What Duality is about in LP and derivation

To understand what duality is about, recall our introductory LP with the two types of chocolate:

\max x_1 + 6x_2 \\ \begin{split} x_1 &\le 200 \\ x_2 &\le 300 \\ x_1 + x_2 &\le 400 \\ x_1, x_2 &\ge 0 \end{split}

The simplex algorithm declares the optimum solution as $(x_1, x_2) = (100,300)$ , with objective value $1900$

Suppose we multiply the tree equalities by $0,5,1$ , we have

x_1 + 6x_2 \le 1900

The multiplirs $(0,5,1)$ magically constitute a certificate of optimality!

❓

But how do we systematically find it?

With the incentive above, we formulate our multipliers and call them $y_i$

Multiplier	Inequality
$y_1$	$x_1 \le 200$
$y_2$	$x_2 \le 300$
$y_3$	$x_1 + x_2 \le 400$

To start with, those $y_i$ must be nonnegative or otherwise they would flip the inequality directions.

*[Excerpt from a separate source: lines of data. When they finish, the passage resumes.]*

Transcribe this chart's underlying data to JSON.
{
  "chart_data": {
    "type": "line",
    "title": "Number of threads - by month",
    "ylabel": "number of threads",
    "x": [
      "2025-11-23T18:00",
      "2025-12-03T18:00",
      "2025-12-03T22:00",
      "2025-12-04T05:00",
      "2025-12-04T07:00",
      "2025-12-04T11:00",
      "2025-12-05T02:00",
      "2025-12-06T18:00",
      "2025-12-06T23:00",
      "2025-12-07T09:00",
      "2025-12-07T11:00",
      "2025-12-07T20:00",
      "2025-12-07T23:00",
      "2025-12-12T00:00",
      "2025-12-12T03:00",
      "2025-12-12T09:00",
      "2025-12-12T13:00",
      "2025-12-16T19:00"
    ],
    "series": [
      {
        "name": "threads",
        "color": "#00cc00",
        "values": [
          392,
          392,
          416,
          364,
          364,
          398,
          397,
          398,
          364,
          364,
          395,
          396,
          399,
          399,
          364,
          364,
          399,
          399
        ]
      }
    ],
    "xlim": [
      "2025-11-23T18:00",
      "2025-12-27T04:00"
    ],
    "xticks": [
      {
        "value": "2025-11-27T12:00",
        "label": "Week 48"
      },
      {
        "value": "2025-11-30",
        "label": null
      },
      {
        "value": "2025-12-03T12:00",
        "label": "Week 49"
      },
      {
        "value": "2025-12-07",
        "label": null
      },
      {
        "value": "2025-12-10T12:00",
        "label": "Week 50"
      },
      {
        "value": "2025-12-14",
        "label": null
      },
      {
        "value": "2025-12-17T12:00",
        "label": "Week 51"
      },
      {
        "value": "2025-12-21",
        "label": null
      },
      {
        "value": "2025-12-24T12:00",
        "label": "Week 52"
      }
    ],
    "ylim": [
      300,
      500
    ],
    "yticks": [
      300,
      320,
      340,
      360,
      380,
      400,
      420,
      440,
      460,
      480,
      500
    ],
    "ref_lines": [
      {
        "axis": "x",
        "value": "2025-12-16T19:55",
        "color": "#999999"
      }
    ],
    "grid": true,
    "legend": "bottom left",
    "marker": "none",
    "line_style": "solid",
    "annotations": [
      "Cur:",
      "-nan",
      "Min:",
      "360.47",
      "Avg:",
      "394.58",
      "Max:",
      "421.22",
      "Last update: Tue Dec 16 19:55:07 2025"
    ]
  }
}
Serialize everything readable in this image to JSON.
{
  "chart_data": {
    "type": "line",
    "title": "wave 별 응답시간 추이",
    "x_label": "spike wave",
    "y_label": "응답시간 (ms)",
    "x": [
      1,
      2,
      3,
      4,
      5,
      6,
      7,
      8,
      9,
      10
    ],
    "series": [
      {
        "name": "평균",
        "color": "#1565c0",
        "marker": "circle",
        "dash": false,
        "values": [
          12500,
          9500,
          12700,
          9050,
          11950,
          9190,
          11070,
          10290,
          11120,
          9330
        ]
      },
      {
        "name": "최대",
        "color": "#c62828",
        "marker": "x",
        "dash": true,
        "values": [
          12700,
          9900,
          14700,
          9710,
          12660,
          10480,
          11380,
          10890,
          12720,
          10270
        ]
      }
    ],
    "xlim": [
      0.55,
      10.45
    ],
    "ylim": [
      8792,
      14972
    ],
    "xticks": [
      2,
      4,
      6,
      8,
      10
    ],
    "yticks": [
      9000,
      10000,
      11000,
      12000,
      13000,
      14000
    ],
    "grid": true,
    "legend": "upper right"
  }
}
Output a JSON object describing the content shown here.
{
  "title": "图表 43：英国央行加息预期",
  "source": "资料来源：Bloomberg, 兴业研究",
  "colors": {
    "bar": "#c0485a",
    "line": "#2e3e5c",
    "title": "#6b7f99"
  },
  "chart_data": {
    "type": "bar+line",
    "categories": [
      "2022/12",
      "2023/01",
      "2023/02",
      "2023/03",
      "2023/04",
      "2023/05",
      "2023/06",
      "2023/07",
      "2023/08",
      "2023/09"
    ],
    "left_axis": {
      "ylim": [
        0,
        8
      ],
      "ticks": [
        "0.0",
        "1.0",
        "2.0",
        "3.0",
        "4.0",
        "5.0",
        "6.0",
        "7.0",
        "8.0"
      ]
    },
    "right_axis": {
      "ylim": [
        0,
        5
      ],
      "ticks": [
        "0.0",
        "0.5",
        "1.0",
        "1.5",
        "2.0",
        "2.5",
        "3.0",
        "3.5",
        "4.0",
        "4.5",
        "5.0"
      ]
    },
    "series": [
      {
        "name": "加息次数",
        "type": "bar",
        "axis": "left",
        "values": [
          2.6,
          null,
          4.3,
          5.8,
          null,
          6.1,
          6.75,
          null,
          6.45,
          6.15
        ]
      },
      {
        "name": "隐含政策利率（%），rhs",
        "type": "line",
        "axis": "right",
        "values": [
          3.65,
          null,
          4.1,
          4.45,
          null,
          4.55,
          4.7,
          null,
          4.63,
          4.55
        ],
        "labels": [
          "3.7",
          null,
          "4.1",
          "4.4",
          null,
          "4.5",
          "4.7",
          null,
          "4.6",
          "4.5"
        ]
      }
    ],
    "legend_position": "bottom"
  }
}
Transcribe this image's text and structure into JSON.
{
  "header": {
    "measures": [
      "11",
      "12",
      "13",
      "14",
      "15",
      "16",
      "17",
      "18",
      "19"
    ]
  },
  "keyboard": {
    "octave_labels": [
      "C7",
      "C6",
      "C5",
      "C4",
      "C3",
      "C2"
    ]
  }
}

(y_1 + y_3)x_1 + (y_2+y_3)x_2 \le 200y_1+300y_2+400y_3

We want the left hand side to look like our objective function $x_1 + 6x_2$ so the right-hand side is an upper-bound on the optimum solution ⇒ so

x_1 + 6x_2 \le 200y_1 + 300 y_2 + 400y_3 \text{ if } \begin{cases} \forall i, y_i \ge 0 \\ y_1 + y_3 \ge 1 \\ y_2 + y_3 \ge 6 \end{cases}

Although we can let $y_i$ to be arbitrarily large, we want this bound to be a tight bound so should minimize $200y_1 + 300y_2 + 400y_3$

Therefore now we have a new LP:

\min 200y_1 + 300y_2 + 400y_3 \\ \begin{split} y_1 + y_3 &\ge 1 \\ y_2 + y_3 &\ge 6 \\ y_1, y_2, y_3 &\ge 0 \end{split}

any feasible value of this dual LP is an upper bound on the original primal LP. So if we somehow find a pair of primal and dual feasible values that are equal, then they must be optimal.